Unfortunately, sometimes a facility may try to limit visitation with a resident in the following ways:

  • Visiting Hours – Many facilities post visiting hours. Sometimes, family members assume or the facility states that those visiting hours apply to all visitors to the facility including immediate family and relatives of the residents. Immediate family or other relatives of the resident are not subject to visiting hour limitations or other restrictions not imposed by the resident. In fact, it may be a good idea for family members to make some visits during off hours to monitor the care given to their loved one. If a visit will infringe on the rights of other residents in the facility (Ex. a noisy visit in a resident’s room if their roommate is sleeping), it is reasonable for a facility to require the visit to take place in another location within the facility.
  • Infection Control – When several residents have infections of some kind, many nursing homes will restrict access to particular units to try to limit the spread of infection. If you feel comfortable with the care your loved one is receiving, you should try to respect these restrictions (especially if you are susceptible to infection yourself). The facility can recommend that family members and friends not visit, but may not prohibit it unless there is an official quarantine.
  • Supervised Visits – Sometimes facility staff may accuse a family member or friend of frightening, upsetting, or harming the resident. The facility may then insist that a staff member supervise visits by that family member. The facility may only do this legally if they have a court order or if they have a good faith belief that there is a real and immediate threat to the safety, health and welfare of the resident. Visitors who are subject to supervised visits should seek legal counsel.

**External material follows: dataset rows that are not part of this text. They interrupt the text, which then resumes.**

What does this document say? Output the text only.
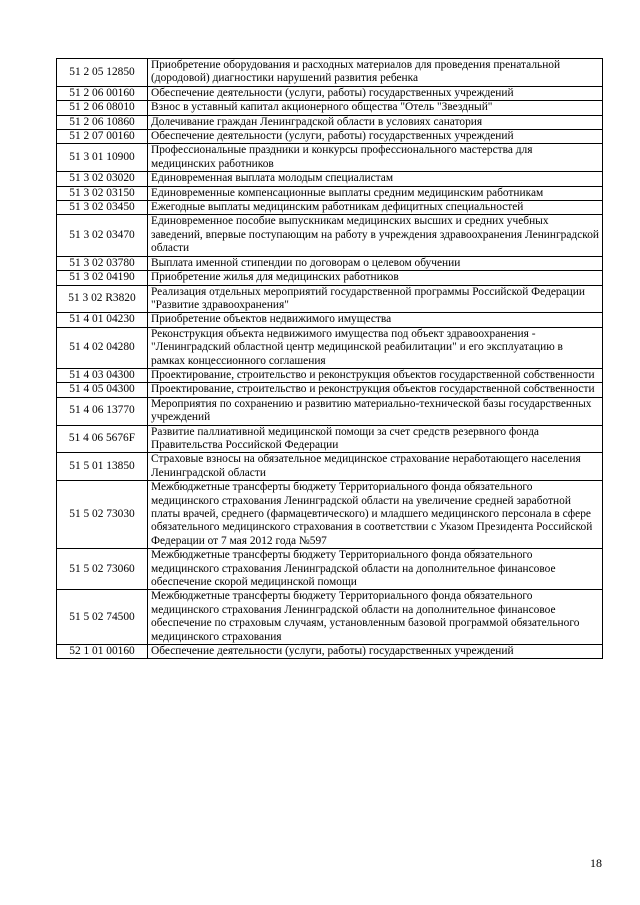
51 2 05 12850	Приобретение оборудования и расходных материалов для проведения пренатальной (дородовой) диагностики нарушений развития ребенка
51 2 06 00160	Обеспечение деятельности (услуги, работы) государственных учреждений
51 2 06 08010	Взнос в уставный капитал акционерного общества "Отель "Звездный"
51 2 06 10860	Долечивание граждан Ленинградской области в условиях санатория
51 2 07 00160	Обеспечение деятельности (услуги, работы) государственных учреждений
51 3 01 10900	Профессиональные праздники и конкурсы профессионального мастерства для медицинских работников
51 3 02 03020	Единовременная выплата молодым специалистам
51 3 02 03150	Единовременные компенсационные выплаты средним медицинским работникам
51 3 02 03450	Ежегодные выплаты медицинским работникам дефицитных специальностей
51 3 02 03470	Единовременное пособие выпускникам медицинских высших и средних учебных заведений, впервые поступающим на работу в учреждения здравоохранения Ленинградской области
51 3 02 03780	Выплата именной стипендии по договорам о целевом обучении
51 3 02 04190	Приобретение жилья для медицинских работников
51 3 02 R3820	Реализация отдельных мероприятий государственной программы Российской Федерации "Развитие здравоохранения"
51 4 01 04230	Приобретение объектов недвижимого имущества
51 4 02 04280	Реконструкция объекта недвижимого имущества под объект здравоохранения - "Ленинградский областной центр медицинской реабилитации" и его эксплуатацию в рамках концессионного соглашения
51 4 03 04300	Проектирование, строительство и реконструкция объектов государственной собственности
51 4 05 04300	Проектирование, строительство и реконструкция объектов государственной собственности
51 4 06 13770	Мероприятия по сохранению и развитию материально-технической базы государственных учреждений
51 4 06 5676F	Развитие паллиативной медицинской помощи за счет средств резервного фонда Правительства Российской Федерации
51 5 01 13850	Страховые взносы на обязательное медицинское страхование неработающего населения Ленинградской области
51 5 02 73030	Межбюджетные трансферты бюджету Территориального фонда обязательного медицинского страхования Ленинградской области на увеличение средней заработной платы врачей, среднего (фармацевтического) и младшего медицинского персонала в сфере обязательного медицинского страхования в соответствии с Указом Президента Российской Федерации от 7 мая 2012 года №597
51 5 02 73060	Межбюджетные трансферты бюджету Территориального фонда обязательного медицинского страхования Ленинградской области на дополнительное финансовое обеспечение скорой медицинской помощи
51 5 02 74500	Межбюджетные трансферты бюджету Территориального фонда обязательного медицинского страхования Ленинградской области на дополнительное финансовое обеспечение по страховым случаям, установленным базовой программой обязательного медицинского страхования
52 1 01 00160	Обеспечение деятельности (услуги, работы) государственных учреждений
18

  • Barring visits – Very few reasons exist for a facility to completely stop visitation. The facility may only legally bar visitors if there is a court order or a good faith belief that there is a real and immediate threat to the safety, health and welfare of the resident or a serious violation of residents’ rights. The facility must then obtain a legal restraining order as soon as possible. Those who are barred from visiting may wish to contact the ombudsman or seek legal counsel providing a record of who barred them, how and why.
  • Power of Attorney or Guardian restricting visits – In some cases, if there is division among family members or if a resident has been assigned a guardian, the power of attorney or guardian may try to restrict visits by other family members or individuals who raise concerns about care or seem to be creating problems for the resident. Persons who experience these restrictions should investigate the state’s law with regard to guardianship or power of attorney. Even if the resident has dementia, every effort should be made to determine what the resident’s wishes are, or would have been, with regard to receiving visits from an individual. These wishes should be respected.